We will produce our first “state of the nation” report by November 2021.
What is in store?
NICW notes that whilst Wales’ employment is relatively high and is supported by strong further and higher education sectors, there are challenges facing the country. It’s report notes that Wales is small, thinly populated compared to England and doesn’t have many population hubs. In addition, productivity and skill levels are low and a relatively high proportion of jobs are in the public sector.
Furthermore, Wales has become over-reliant on private transport, its population is ageing, the working age population is declining, and it continues to face other global challenges, such as economic turmoil and climate change.
With this framing in mind, the Commission has identified decarbonisation, connectivity and resilience as its key themes for future infrastructure projects. As noted above these are just provisional views for which NICW is seeking evidence, but it is considering the following:
Digital communications - NICW states that the primary focus for public funds should be on extending superfast broadband to as many households as possible using the lowest cost technology. The Commission’s provisional view is that 4G and 5G mobile broadband may be the lowest cost technology to provide superfast connections to some Welsh households and that a greater proportion of public funds should be allocated to mobile rather than to fixed broadband or other infrastructure objectives.

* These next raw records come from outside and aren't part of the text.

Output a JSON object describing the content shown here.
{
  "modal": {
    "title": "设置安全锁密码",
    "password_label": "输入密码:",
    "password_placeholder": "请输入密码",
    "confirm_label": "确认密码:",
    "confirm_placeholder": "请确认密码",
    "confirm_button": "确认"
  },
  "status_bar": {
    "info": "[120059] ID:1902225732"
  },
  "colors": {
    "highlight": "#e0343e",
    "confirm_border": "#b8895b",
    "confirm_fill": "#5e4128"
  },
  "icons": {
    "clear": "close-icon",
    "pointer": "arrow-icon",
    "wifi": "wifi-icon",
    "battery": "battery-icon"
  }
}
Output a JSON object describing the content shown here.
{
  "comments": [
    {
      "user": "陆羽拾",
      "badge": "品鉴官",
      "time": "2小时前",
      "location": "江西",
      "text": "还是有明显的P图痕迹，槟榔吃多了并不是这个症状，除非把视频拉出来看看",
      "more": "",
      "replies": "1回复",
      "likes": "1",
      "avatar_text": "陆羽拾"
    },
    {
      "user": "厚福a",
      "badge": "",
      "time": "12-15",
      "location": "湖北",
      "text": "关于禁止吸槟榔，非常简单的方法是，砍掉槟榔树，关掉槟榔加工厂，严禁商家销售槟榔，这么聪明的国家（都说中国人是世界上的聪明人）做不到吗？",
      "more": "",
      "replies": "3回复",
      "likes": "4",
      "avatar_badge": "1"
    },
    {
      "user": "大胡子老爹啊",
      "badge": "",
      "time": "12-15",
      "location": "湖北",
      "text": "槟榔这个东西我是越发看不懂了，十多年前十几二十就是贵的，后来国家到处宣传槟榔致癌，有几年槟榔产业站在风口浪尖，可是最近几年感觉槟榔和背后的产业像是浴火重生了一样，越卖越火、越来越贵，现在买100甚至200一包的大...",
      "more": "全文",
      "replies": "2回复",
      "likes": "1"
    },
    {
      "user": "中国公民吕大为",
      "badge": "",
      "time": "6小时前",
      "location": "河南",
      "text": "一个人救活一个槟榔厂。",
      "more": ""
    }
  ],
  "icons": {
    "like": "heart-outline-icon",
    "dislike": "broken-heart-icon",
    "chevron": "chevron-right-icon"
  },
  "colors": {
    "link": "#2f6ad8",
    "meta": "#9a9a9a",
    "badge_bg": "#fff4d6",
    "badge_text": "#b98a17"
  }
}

Energy - The Commission is seeking to understand how the existing electricity grid is constraining the growth of renewable electricity generation and why these constraints arise. It wants to rapidly improve the relationship between Wales’ energy grid and the future growth of renewable energy, including innovations in energy storage, electrical engineering, the planning system, and other government interventions. NICW’s provisional view is that decentralised community-based infrastructure projects could have an important role to play in transforming the energy supply chain.
Transport - The Commission believes that improving connectivity along the strategic East West Wales corridors, to/from England, in North East and South East Wales is a transport priority. It wants to know, how can capacity be increased and congestion reduced? NICW also believes Wales’ road infrastructure must be prepared for the move to zero emissions vehicles. It wants to better understand how the transition to zero emission road transport can be enabled, the infrastructure barriers to zero emissions and how they can be overcome, especially in rural areas where the market may not provide the solution.
Commenting on this week’s report, Minister for Housing and Local Government, Julie James said:
I thank the NICW for its initial analysis of Wales’ future infrastructure needs, and welcome its clear priorities for further investigation.
Developing infrastructure that contributes to growing our economy in a sustainable and responsible way is vital. Having declared a Climate Emergency earlier this year, we need to ensure our new infrastructure is fit for the long term – so that means considering low carbon options. So I am pleased the Commission has set decarbonisation, connectivity and resilience as themes that will permeate its work.
I look forward to receiving its firm recommendations in due course, to which the Welsh Government will formally respond.